Carmen, voci da applauso
Fischiata la regia "realista"

Giù il sipario, con 14 minuti di applausi e una sonora disapprovazione nei confronti delle scelte di Emma Dante, sull'opera di Bizet che ha aperto la stagione del Teatro alla Scala nel giorno tradizionale di Sant'Ambrogio. Ecco la critica de "La Provincia".

di Giancarlo Arnaboldi

Turba, ma non sconvolge il debutto di Emma Dante nella regia d'opera al Teatro alla Scala. La sua è una «Carmen» carica di simboli, scabra e violenta, a tratti persino brutale (la zuffa fra le sigaraie del primo atto), ma meno provocatoria di quanto ci si sarebbe aspettati e di quanto si sarebbe potuto fare con un libretto d'opera (di Henri Meilhac e Ludovic Halévy) carico d'umori e potenzialmente trasgressivo. La figura di Carmen, così ben definita da Mérimée nella sua novella e da Bizet con la sua musica, è tratteggiata con mano sicura ed esperta, l'incontro-scontro fra i sessi sottolineato con la dovuta perizia, i movimenti delle masse organizzati con saggezza, ma chi si sarebbe aspettato qualcosa di scioccante e veramente eversivo è certo rimasto deluso.
Belle le invenzioni escogitate per movimentare la parata militare nel primo atto, con un uso dei “monelli” che è quanto più di antizeffirelliano si potesse fare. Singolare l'erotismo impregnato di venature esotiche della «Chanson bohème» e di tutta la scena nella taverna del secondo atto. Ma che c'entra, con il capolavoro di Bizet, quel bruttissimo letto (brutto in senso teatrale e scenografico) che troneggia durante la scena con Micaela nel terzo atto? E perché è così misera e ripetitiva la sfilata dei toreri nel finale, laddove la musica suggerisce (e pretende) uno sfarzo mediterraneo che la Dante, palermitana d'origine, deve ben conoscere?. In fondo, il merito maggiore della regia è quello di essere in perfetta sintonia con al direzione d'orchestra di Daniel Barenboim, ipnotica e drammatica, a tratti sospesa in appaganti oasi di lirismo (l'«Habanera», la «Romanza del fiore»), furente nel sottolineare lo scontro fisico dei protagonisti. Protagonisti che in Jonas Kaufmann (Don José) e Anita Rachvelishvili (Carmen) hanno trovato due interpreti credibili, vocalmente e visivamente quanto mai adatti al ruolo.

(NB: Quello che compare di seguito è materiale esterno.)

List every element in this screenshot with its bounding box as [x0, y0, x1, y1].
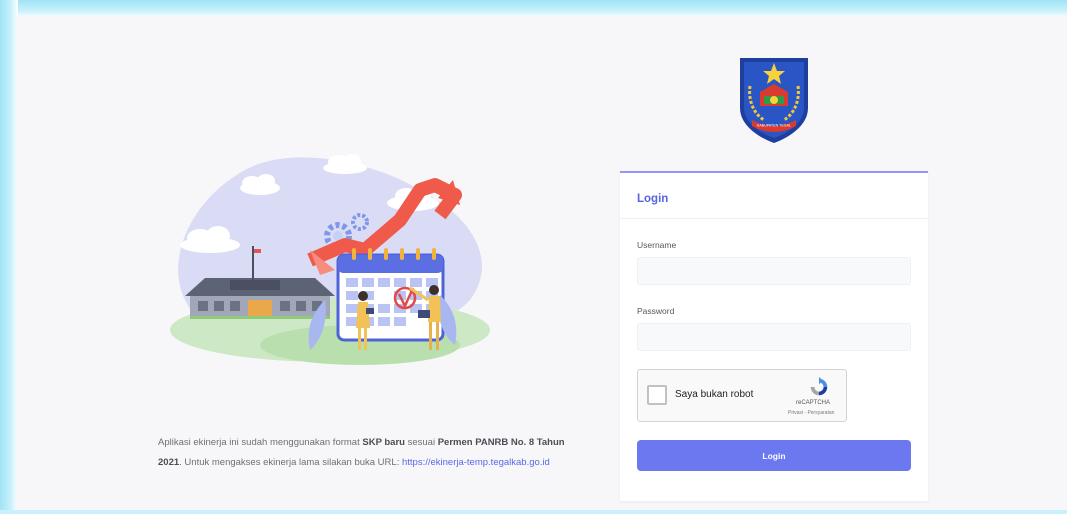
info-part3: . Untuk mengakses ekinerja lama silakan … [179, 457, 402, 468]
emblem-logo: KABUPATEN TEGAL [740, 58, 808, 143]
info-part1: Aplikasi ekinerja ini sudah menggunakan … [158, 437, 363, 448]
username-input[interactable] [637, 257, 911, 285]
info-bold-skp: SKP baru [362, 437, 405, 448]
card-divider [620, 218, 928, 219]
recaptcha-brand: reCAPTCHA [796, 400, 831, 406]
legacy-url-link[interactable]: https://ekinerja-temp.tegalkab.go.id [402, 457, 550, 468]
screen-frame: Aplikasi ekinerja ini sudah menggunakan … [0, 0, 1067, 514]
login-card: Login Username Password Saya bukan robot… [620, 171, 928, 501]
recaptcha-checkbox[interactable] [647, 385, 667, 405]
login-title: Login [637, 193, 669, 205]
username-label: Username [637, 240, 677, 250]
hero-illustration [170, 154, 490, 365]
password-label: Password [637, 306, 675, 316]
info-part2: sesuai [404, 437, 438, 448]
frame-glow-bottom [0, 510, 1067, 514]
recaptcha-icon [810, 376, 828, 396]
info-text: Aplikasi ekinerja ini sudah menggunakan … [158, 433, 583, 473]
recaptcha-links[interactable]: Privasi - Persyaratan [788, 410, 834, 416]
recaptcha-widget: Saya bukan robot reCAPTCHA Privasi - Per… [637, 369, 847, 422]
password-input[interactable] [637, 323, 911, 351]
recaptcha-label: Saya bukan robot [675, 389, 754, 400]
login-button[interactable]: Login [637, 440, 911, 471]
emblem-banner-text: KABUPATEN TEGAL [757, 124, 791, 128]
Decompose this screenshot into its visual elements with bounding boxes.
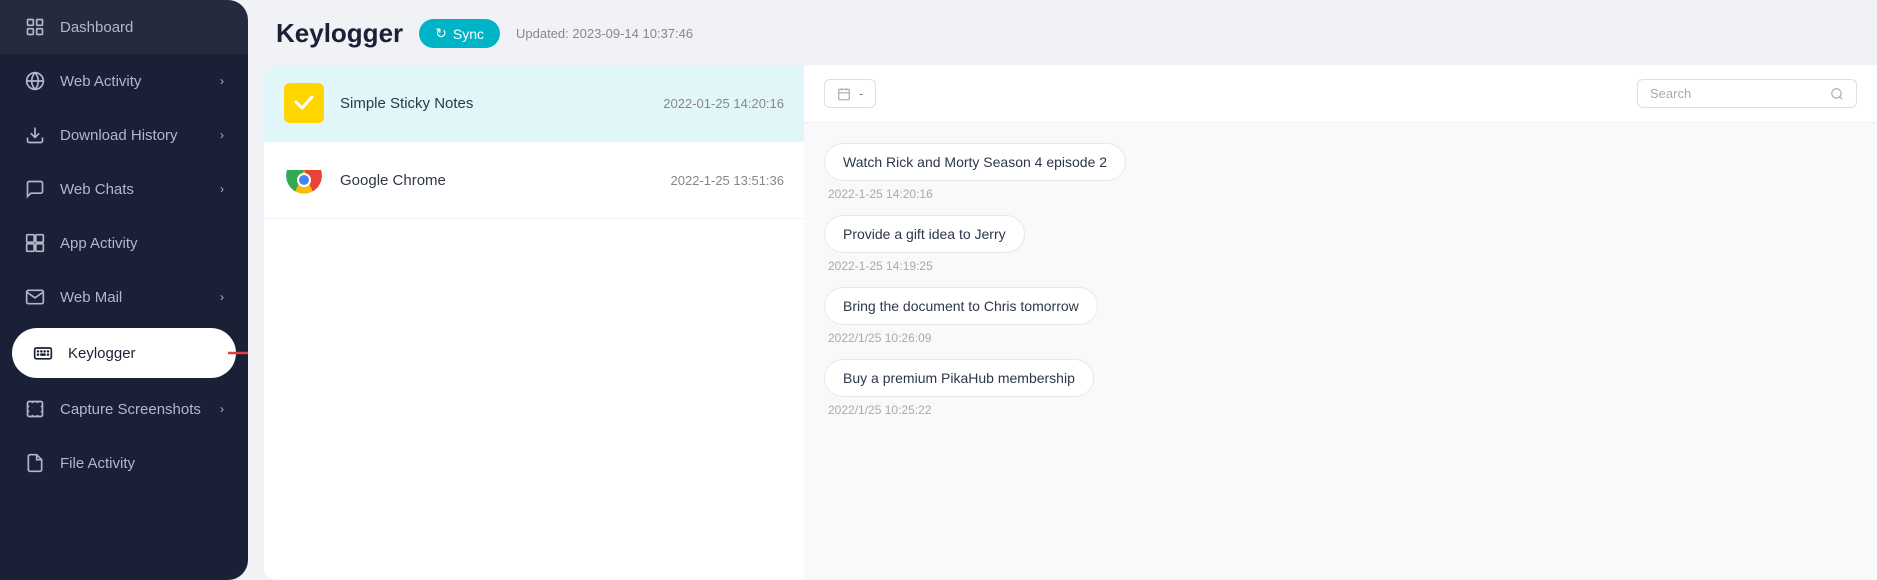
- sidebar-item-file-activity-label: File Activity: [60, 455, 135, 472]
- note-item-3: Buy a premium PikaHub membership 2022/1/…: [824, 359, 1857, 417]
- sidebar-item-web-activity[interactable]: Web Activity ›: [0, 54, 248, 108]
- app-time-sticky: 2022-01-25 14:20:16: [663, 96, 784, 111]
- sidebar-item-web-mail-label: Web Mail: [60, 289, 122, 306]
- date-selector[interactable]: -: [824, 79, 876, 108]
- globe-icon: [24, 70, 46, 92]
- note-item-2: Bring the document to Chris tomorrow 202…: [824, 287, 1857, 345]
- note-time-1: 2022-1-25 14:19:25: [824, 259, 1857, 273]
- updated-text: Updated: 2023-09-14 10:37:46: [516, 26, 693, 41]
- search-box[interactable]: Search: [1637, 79, 1857, 108]
- dashboard-icon: [24, 16, 46, 38]
- sidebar-item-keylogger-label: Keylogger: [68, 345, 136, 362]
- calendar-icon: [837, 87, 851, 101]
- app-list-item-sticky[interactable]: Simple Sticky Notes 2022-01-25 14:20:16: [264, 65, 804, 142]
- sidebar-item-keylogger[interactable]: Keylogger: [12, 328, 236, 378]
- note-time-0: 2022-1-25 14:20:16: [824, 187, 1857, 201]
- app-list-panel: Simple Sticky Notes 2022-01-25 14:20:16: [264, 65, 804, 580]
- chevron-right-icon: ›: [220, 182, 224, 196]
- screenshot-icon: [24, 398, 46, 420]
- sidebar-item-download-history-label: Download History: [60, 127, 178, 144]
- chevron-right-icon: ›: [220, 290, 224, 304]
- note-bubble-3: Buy a premium PikaHub membership: [824, 359, 1094, 397]
- sidebar-item-download-history[interactable]: Download History ›: [0, 108, 248, 162]
- page-title: Keylogger: [276, 18, 403, 49]
- header: Keylogger ↻ Sync Updated: 2023-09-14 10:…: [248, 0, 1877, 65]
- sidebar-item-app-activity-label: App Activity: [60, 235, 138, 252]
- notes-header: - Search: [804, 65, 1877, 123]
- note-item-0: Watch Rick and Morty Season 4 episode 2 …: [824, 143, 1857, 201]
- date-selector-value: -: [859, 86, 863, 101]
- search-icon: [1830, 87, 1844, 101]
- sync-icon: ↻: [435, 25, 447, 42]
- sidebar-item-web-activity-label: Web Activity: [60, 73, 141, 90]
- file-icon: [24, 452, 46, 474]
- note-time-2: 2022/1/25 10:26:09: [824, 331, 1857, 345]
- chevron-right-icon: ›: [220, 128, 224, 142]
- keyboard-icon: [32, 342, 54, 364]
- note-bubble-1: Provide a gift idea to Jerry: [824, 215, 1025, 253]
- download-icon: [24, 124, 46, 146]
- app-time-chrome: 2022-1-25 13:51:36: [671, 173, 784, 188]
- app-name-chrome: Google Chrome: [340, 172, 655, 189]
- sticky-notes-icon: [284, 83, 324, 123]
- chrome-icon: [284, 160, 324, 200]
- sync-button[interactable]: ↻ Sync: [419, 19, 500, 48]
- sidebar-item-file-activity[interactable]: File Activity: [0, 436, 248, 490]
- chat-icon: [24, 178, 46, 200]
- sidebar-item-capture-screenshots[interactable]: Capture Screenshots ›: [0, 382, 248, 436]
- sync-label: Sync: [453, 26, 484, 42]
- sidebar-item-web-mail[interactable]: Web Mail ›: [0, 270, 248, 324]
- chevron-right-icon: ›: [220, 74, 224, 88]
- sidebar-item-web-chats[interactable]: Web Chats ›: [0, 162, 248, 216]
- app-name-sticky: Simple Sticky Notes: [340, 95, 647, 112]
- sidebar-item-dashboard-label: Dashboard: [60, 19, 133, 36]
- note-bubble-2: Bring the document to Chris tomorrow: [824, 287, 1098, 325]
- note-item-1: Provide a gift idea to Jerry 2022-1-25 1…: [824, 215, 1857, 273]
- sidebar-item-dashboard[interactable]: Dashboard: [0, 0, 248, 54]
- note-time-3: 2022/1/25 10:25:22: [824, 403, 1857, 417]
- search-placeholder: Search: [1650, 86, 1822, 101]
- sidebar-item-capture-screenshots-label: Capture Screenshots: [60, 401, 201, 418]
- mail-icon: [24, 286, 46, 308]
- sidebar-item-web-chats-label: Web Chats: [60, 181, 134, 198]
- notes-list: Watch Rick and Morty Season 4 episode 2 …: [804, 123, 1877, 580]
- sidebar: Dashboard Web Activity › Download Histor…: [0, 0, 248, 580]
- notes-panel: - Search Watch Rick and Morty Season 4 e…: [804, 65, 1877, 580]
- app-icon: [24, 232, 46, 254]
- sidebar-item-app-activity[interactable]: App Activity: [0, 216, 248, 270]
- chevron-right-icon: ›: [220, 402, 224, 416]
- main-content: Keylogger ↻ Sync Updated: 2023-09-14 10:…: [248, 0, 1877, 580]
- app-list-item-chrome[interactable]: Google Chrome 2022-1-25 13:51:36: [264, 142, 804, 219]
- note-bubble-0: Watch Rick and Morty Season 4 episode 2: [824, 143, 1126, 181]
- content-area: Simple Sticky Notes 2022-01-25 14:20:16: [248, 65, 1877, 580]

Al tenore riesce anche la difficile prodezza di smorzare l'acuto conclusivo della sua romanza, a lui l'unico applauso, a scena aperta, della serata.
Hanno invece deluso Erwin Schrott, un Escamillo privo dell'ampleur e degli acuti indispensabili a un torero di tal fatta, e  Adriana Damato una Micaela troppo poco soave per essere un contraltare credibile alla stregonesca Carmen.